Book Review: The Grace Effect

Posted by on Apr 3, 2012 in Uncategorized | 0 comments

I started to write this book review on February 29. Today is April 3. My life is moving fast. Yours is too, which is why you are looking for books now that you will read this summer on vacation…right? Or sitting in your backyard while the kids play in the sprinkler. Or, like I did, while you nurse a baby round the clock for a day or two. That’s how long it took me to devour this book. Two days. And I’d just had a baby. That isn’t saying something about me or my reading skills. It is absolutely saying something about the book.

My friend, Neil, was going on and on about the book right around the time Greer was due. Honestly, I wasn’t really listening that closely to his book description, probably because he was focused on the big picture part of it. That part, which Neil should probably write about because he was STOKED about this information, has a bunch to do with a guy named Larry Taunton. The name wasn’t familiar to me at all, most likely because his Wiki description begins like this: is an American author, columnist, and cultural commentator based out of Birmingham, Alabama who serves as the Executive Director of Fixed Point Foundation, a non-profit dedicated to the public defense of the Christian faith.

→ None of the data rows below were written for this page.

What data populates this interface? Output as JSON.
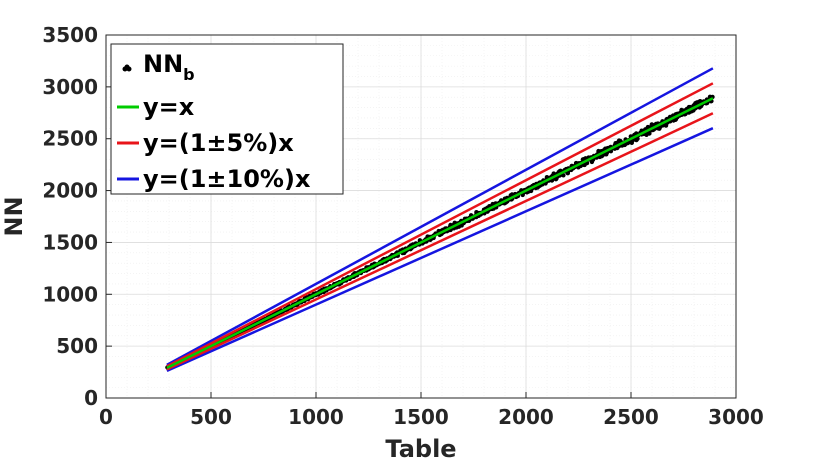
{
  "chart_data": {
    "type": "scatter",
    "title": "",
    "xlabel": "Table",
    "ylabel": "NN",
    "xlim": [
      0,
      3000
    ],
    "ylim": [
      0,
      3500
    ],
    "xticks": [
      0,
      500,
      1000,
      1500,
      2000,
      2500,
      3000
    ],
    "yticks": [
      0,
      500,
      1000,
      1500,
      2000,
      2500,
      3000,
      3500
    ],
    "xtick_labels": [
      "0",
      "500",
      "1000",
      "1500",
      "2000",
      "2500",
      "3000"
    ],
    "ytick_labels": [
      "0",
      "500",
      "1000",
      "1500",
      "2000",
      "2500",
      "3000",
      "3500"
    ],
    "grid": true,
    "legend_position": "top-left",
    "scatter": {
      "name_main": "NN",
      "name_sub": "b",
      "color": "#000000",
      "x_range": [
        290,
        2890
      ],
      "relative_spread": 0.02
    },
    "series": [
      {
        "name": "y=x",
        "x": [
          290,
          2890
        ],
        "y": [
          290,
          2890
        ],
        "color": "#00cc00"
      },
      {
        "name": "y=(1±5%)x",
        "x": [
          290,
          2890
        ],
        "y": [
          304.5,
          3034.5
        ],
        "color": "#e8141a"
      },
      {
        "name": "y=(1±5%)x",
        "x": [
          290,
          2890
        ],
        "y": [
          275.5,
          2745.5
        ],
        "color": "#e8141a"
      },
      {
        "name": "y=(1±10%)x",
        "x": [
          290,
          2890
        ],
        "y": [
          319,
          3179
        ],
        "color": "#1515e0"
      },
      {
        "name": "y=(1±10%)x",
        "x": [
          290,
          2890
        ],
        "y": [
          261,
          2601
        ],
        "color": "#1515e0"
      }
    ],
    "legend": [
      {
        "label": "y=x",
        "color": "#00cc00"
      },
      {
        "label": "y=(1±5%)x",
        "color": "#e8141a"
      },
      {
        "label": "y=(1±10%)x",
        "color": "#1515e0"
      }
    ]
  }
}
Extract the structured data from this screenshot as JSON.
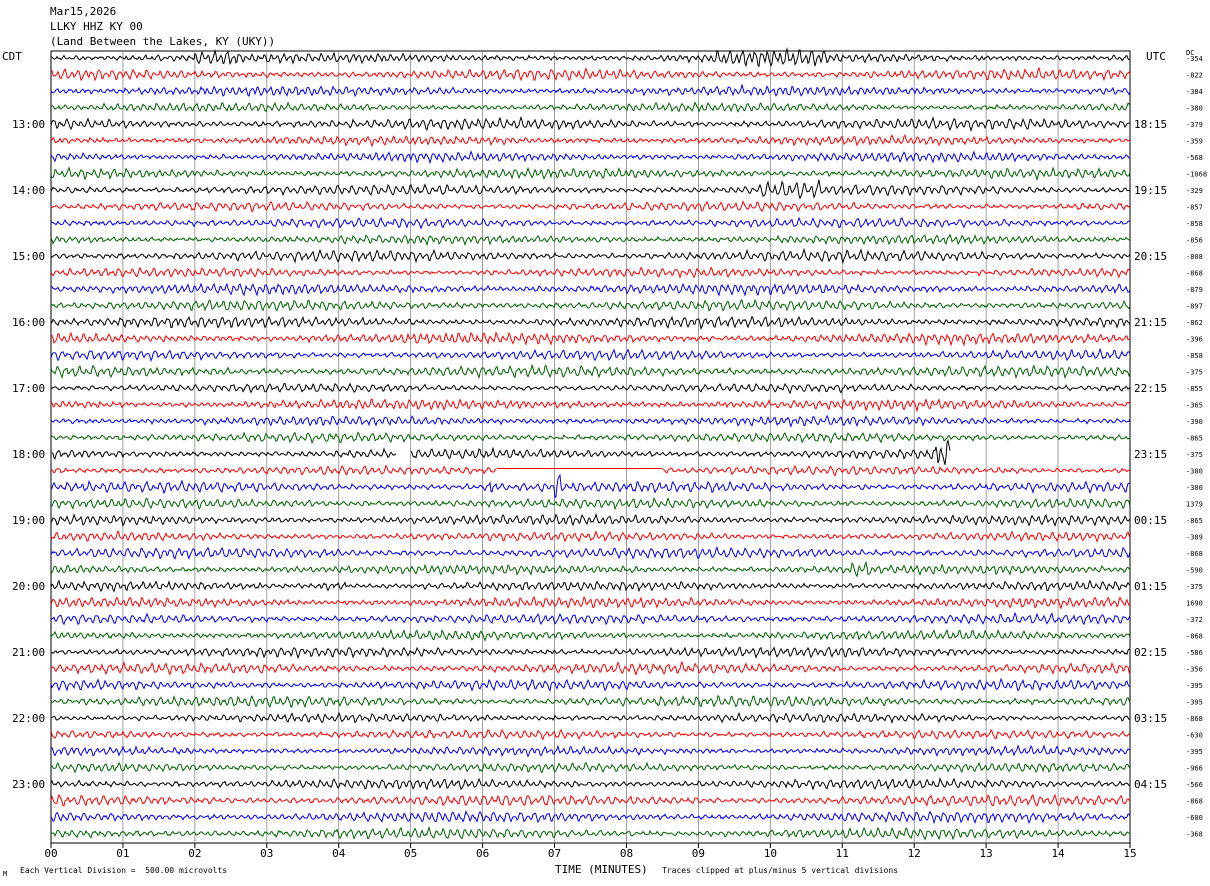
{
  "header": {
    "date": "Mar15,2026",
    "station": "LLKY HHZ KY 00",
    "location": "(Land Between the Lakes, KY (UKY))"
  },
  "left_timezone": "CDT",
  "right_timezone": "UTC",
  "dc_label": "DC",
  "footer": {
    "scale_note": "Each Vertical Division =  500.00 microvolts",
    "axis_title": "TIME (MINUTES)",
    "clip_note": "Traces clipped at plus/minus 5 vertical divisions",
    "corner_mark": "M"
  },
  "colors": {
    "trace_cycle": [
      "#000000",
      "#ff0000",
      "#0000ff",
      "#006400"
    ],
    "grid": "#888888",
    "frame": "#000000"
  },
  "chart_data": {
    "type": "line",
    "title": "",
    "xlabel": "TIME (MINUTES)",
    "ylabel": "",
    "x_ticks": [
      "00",
      "01",
      "02",
      "03",
      "04",
      "05",
      "06",
      "07",
      "08",
      "09",
      "10",
      "11",
      "12",
      "13",
      "14",
      "15"
    ],
    "xlim": [
      0,
      15
    ],
    "left_hour_labels": [
      "13:00",
      "14:00",
      "15:00",
      "16:00",
      "17:00",
      "18:00",
      "19:00",
      "20:00",
      "21:00",
      "22:00",
      "23:00"
    ],
    "right_hour_labels": [
      "18:15",
      "19:15",
      "20:15",
      "21:15",
      "22:15",
      "23:15",
      "00:15",
      "01:15",
      "02:15",
      "03:15",
      "04:15"
    ],
    "trace_count": 48,
    "traces_per_hour": 4,
    "dc_offsets": [
      "-354",
      "-822",
      "-384",
      "-380",
      "-379",
      "-359",
      "-568",
      "-1068",
      "-329",
      "-857",
      "-858",
      "-856",
      "-808",
      "-868",
      "-879",
      "-897",
      "-862",
      "-396",
      "-858",
      "-375",
      "-855",
      "-365",
      "-390",
      "-865",
      "-375",
      "-380",
      "-380",
      "1379",
      "-865",
      "-389",
      "-868",
      "-590",
      "-375",
      "1690",
      "-372",
      "-868",
      "-586",
      "-356",
      "-395",
      "-395",
      "-868",
      "-630",
      "-395",
      "-966",
      "-566",
      "-868",
      "-600",
      "-368"
    ],
    "events": [
      {
        "trace": 0,
        "minute_start": 2.0,
        "minute_end": 2.6,
        "label": "large surface waves"
      },
      {
        "trace": 0,
        "minute_start": 9.2,
        "minute_end": 10.8,
        "label": "surface waves"
      },
      {
        "trace": 8,
        "minute_start": 9.8,
        "minute_end": 10.7,
        "label": "burst"
      },
      {
        "trace": 24,
        "minute_start": 12.3,
        "minute_end": 12.5,
        "label": "spike"
      },
      {
        "trace": 26,
        "minute_start": 6.1,
        "minute_end": 6.2,
        "label": "spike"
      },
      {
        "trace": 26,
        "minute_start": 7.0,
        "minute_end": 7.1,
        "label": "spike"
      },
      {
        "trace": 31,
        "minute_start": 11.1,
        "minute_end": 11.4,
        "label": "burst"
      },
      {
        "trace": 32,
        "minute_start": 3.7,
        "minute_end": 4.1,
        "label": "burst"
      }
    ],
    "gaps": [
      {
        "trace": 24,
        "minute_start": 4.8,
        "minute_end": 5.0
      },
      {
        "trace": 24,
        "minute_start": 12.5,
        "minute_end": 15.0
      },
      {
        "trace": 25,
        "minute_start": 6.2,
        "minute_end": 8.5
      }
    ],
    "grid": true,
    "legend": "none"
  }
}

And then there is this: Taunton has personally engaged some of the most outspoken opponents of Christianity, including Richard Dawkins, Christopher Hitchens, and Peter Singer. His often controversial and outspoken beliefs led to his dismissal from The Altamont School, an independent college preparatory school in Birmingham, Alabama. In 2007, he organized “The God Delusion Debate,” on the merits of Dawkins’ arguments against Christianity as set forth in his bestselling book, The God Delusion. The discussion was heard by over a million people worldwide. In 2008, he chaired a follow-up debate at the University of Oxford. In addition to producing several Fixed Point films, Larry, along with his team, launched LookUp316.com in February 2011, a project that displayed the message of John 3:16 before a Super Bowl audience. He has been a guest on a variety of television and radio shows, and has been quoted by the New York Times and Vanity Fair, among other newspapers and magazines.

I don’t know about you, but I’m just not that interested in the debates about Christianity and atheism. Not in the giant lecture hall, people boo-ing or cheering ideas and asking questions trying to stump people. It just all winds up feeling like posturing or at least like a Fox News/MSNBC panel and I stopped watching those a long time ago. The shouting just got too annoying. I’m tired of listening to people from opposing sides yell. When no one is listening, what’s the point of speaking, ya know?

Which is why a book by this guy seemed like something I would politely take and ‘read,’ ahem, skim and then return to said friend.

But then he gave me the book.

And I started reading.

And I couldn’t put it down.

Because it isn’t just a book about how one side is wrong and another side isn’t. It’s not that at all. And the title, though appropriate, just doesn’t cut it for me either. I would’ve never picked this book off the shelf based on just the title. It sounds like something I already know, something that’s been done before or at least a little tired. Of course, I don’t have an alternate title or anything, so that’s very convenient of me to pick on the current one. But, it’s true. Also true is that the book is fantastic.

It begins with the author’s very personal conversations with an atheist (see, doesn’t sound all that exciting) but it quickly moves to his personal story of adoption. So many friends have and are adopting. We are committed to adopting too. Not right now, per se, but sometime. Eventually. When we are sure it is the right time and this was a story of a family with that same mentality – when the time was right. And then it was. And the child was right. And the foreign country…well, what can you say about a place that hasn’t been touched by the common grace of Christian influence? You could write a book about it.

And Mr. Taunton did just that. He wrote a book and I cried and laughed and was painfully moved toward gratitude. I find myself caring just a bit more about the impact Christianity has on the whole and much more ready to read a book by a man who debates with people. I think you might be too.